Polycystic ovaries is a condition where instead of one or two dominant follicles developing each month, the ovaries become filled with many small cysts which over time enlarge, and stretch the capsule of the ovary. The cystic areas indicate improper activity in the ovary and is often associated with low circulating levels of estrogen, often a slightly raised level of testosterone, and a lower than usual level of progesterone. This hormonal imbalance can lead to many symptoms and are often associated with other symptoms due to high circulating insulin levels. Most commonly polycystic ovaries are a sign of the polycystic ovary syndrome, PCOS, which is characterized by absence of ovulation, a variety of menstrual irregularities, and androgenic hyperactivity comprising of hirsutism, acne and obesity.
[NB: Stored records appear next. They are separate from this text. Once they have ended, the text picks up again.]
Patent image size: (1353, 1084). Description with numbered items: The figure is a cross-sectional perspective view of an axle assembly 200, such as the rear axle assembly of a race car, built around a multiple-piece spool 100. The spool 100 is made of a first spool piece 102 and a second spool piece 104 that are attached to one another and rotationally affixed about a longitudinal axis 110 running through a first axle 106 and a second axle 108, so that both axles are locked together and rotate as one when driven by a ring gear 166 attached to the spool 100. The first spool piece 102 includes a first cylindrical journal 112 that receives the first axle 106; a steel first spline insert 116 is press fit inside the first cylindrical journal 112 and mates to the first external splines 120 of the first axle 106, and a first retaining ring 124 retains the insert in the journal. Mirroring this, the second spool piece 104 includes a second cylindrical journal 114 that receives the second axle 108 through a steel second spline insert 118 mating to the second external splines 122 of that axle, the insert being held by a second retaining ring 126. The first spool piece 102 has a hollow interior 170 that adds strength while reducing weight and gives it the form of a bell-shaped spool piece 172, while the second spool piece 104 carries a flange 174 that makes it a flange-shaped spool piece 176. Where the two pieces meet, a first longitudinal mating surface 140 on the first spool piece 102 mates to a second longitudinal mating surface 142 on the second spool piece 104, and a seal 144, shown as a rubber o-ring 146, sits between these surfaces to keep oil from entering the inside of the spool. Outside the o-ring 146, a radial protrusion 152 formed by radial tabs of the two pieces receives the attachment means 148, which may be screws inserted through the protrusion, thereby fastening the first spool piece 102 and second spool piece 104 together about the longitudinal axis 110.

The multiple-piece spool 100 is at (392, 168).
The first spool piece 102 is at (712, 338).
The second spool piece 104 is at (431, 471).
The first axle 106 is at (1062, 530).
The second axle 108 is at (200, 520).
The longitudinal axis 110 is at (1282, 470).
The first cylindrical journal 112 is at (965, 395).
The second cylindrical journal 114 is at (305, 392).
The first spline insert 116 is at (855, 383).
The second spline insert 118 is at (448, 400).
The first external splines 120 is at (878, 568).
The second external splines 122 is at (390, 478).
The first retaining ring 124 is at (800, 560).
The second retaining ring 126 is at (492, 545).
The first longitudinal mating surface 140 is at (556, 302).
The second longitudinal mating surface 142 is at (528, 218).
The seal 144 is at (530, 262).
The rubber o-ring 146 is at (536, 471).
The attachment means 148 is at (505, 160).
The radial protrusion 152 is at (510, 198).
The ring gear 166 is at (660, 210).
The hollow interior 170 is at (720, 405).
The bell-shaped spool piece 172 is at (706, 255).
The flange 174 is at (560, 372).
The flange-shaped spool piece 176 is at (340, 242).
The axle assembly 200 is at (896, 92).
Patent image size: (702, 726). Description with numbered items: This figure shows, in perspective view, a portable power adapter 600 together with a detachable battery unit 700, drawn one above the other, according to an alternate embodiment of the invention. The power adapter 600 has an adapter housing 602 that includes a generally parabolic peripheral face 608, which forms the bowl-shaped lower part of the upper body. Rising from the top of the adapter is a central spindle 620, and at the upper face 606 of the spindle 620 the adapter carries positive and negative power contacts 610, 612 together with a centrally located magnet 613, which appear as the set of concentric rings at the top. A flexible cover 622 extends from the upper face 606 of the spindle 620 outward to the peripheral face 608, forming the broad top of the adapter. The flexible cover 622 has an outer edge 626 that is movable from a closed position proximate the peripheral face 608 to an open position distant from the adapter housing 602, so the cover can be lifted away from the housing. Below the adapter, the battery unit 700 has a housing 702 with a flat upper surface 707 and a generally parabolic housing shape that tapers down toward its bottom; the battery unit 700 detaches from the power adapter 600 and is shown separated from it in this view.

The exact cause of polycystic ovaries still remains a mystery, but both genetic and environmental factors are shown to be causative factors of this disorder. Primary causes may be dysfunction of the ovaries, abnormal insulin activity, or problems with the hypothalamic-pituitary axis. Another important cause is obesity itself, and sometimes weight loss is enough to help regulate ovulation and control other symptoms.
The polycystic ovaries have a thickened outer layer and about twice the area of normal ovaries. The increased area is due to both an increased stromal area as well as an increased number of follicles. Polycystic ovaries on ultrasound are characterized by 10 or more 2-8 mm follicles and an increased, echodense stromal area. This is generally associated with specific metabolic and endocrine abnormalities. Also, women with polycystic ovaries have associated risk factors for coronary artery disease. Polycystic ovaries may also be found in postmenopausal women. Often women with polycystic ovaries seen on ultrasonography often do not have the clinical symptoms of the polycystic ovarian disease. The disorder probably exists as a band ranging from no clinical symptoms to fully developed syndrome.
Young women with polycystic ovaries often present with a gamut of signs and symptoms from acne, hirsutism, and menstrual irregularities to infertility issues. Pregnant women with polycystic ovaries too run the risk of early miscarriage, preeclampsia, caesarean section deliveries, gestational diabetes, and high blood pressure. Conventional treatment includes oral contraceptive pills, anti-androgens, ovulation stimulators, or ovarian drilling. Most of the drugs need to be taken over a long period of time and have many serious side effects.
Since polycystic ovaries are often associated with cardiovascular risk, lifestyle modifications are highly indicated. A holistic medical practitioner will outline a personal program by taking into consideration physical, mental as well as emotional factors. This will help not only in controlling the symptoms but also reducing future risks.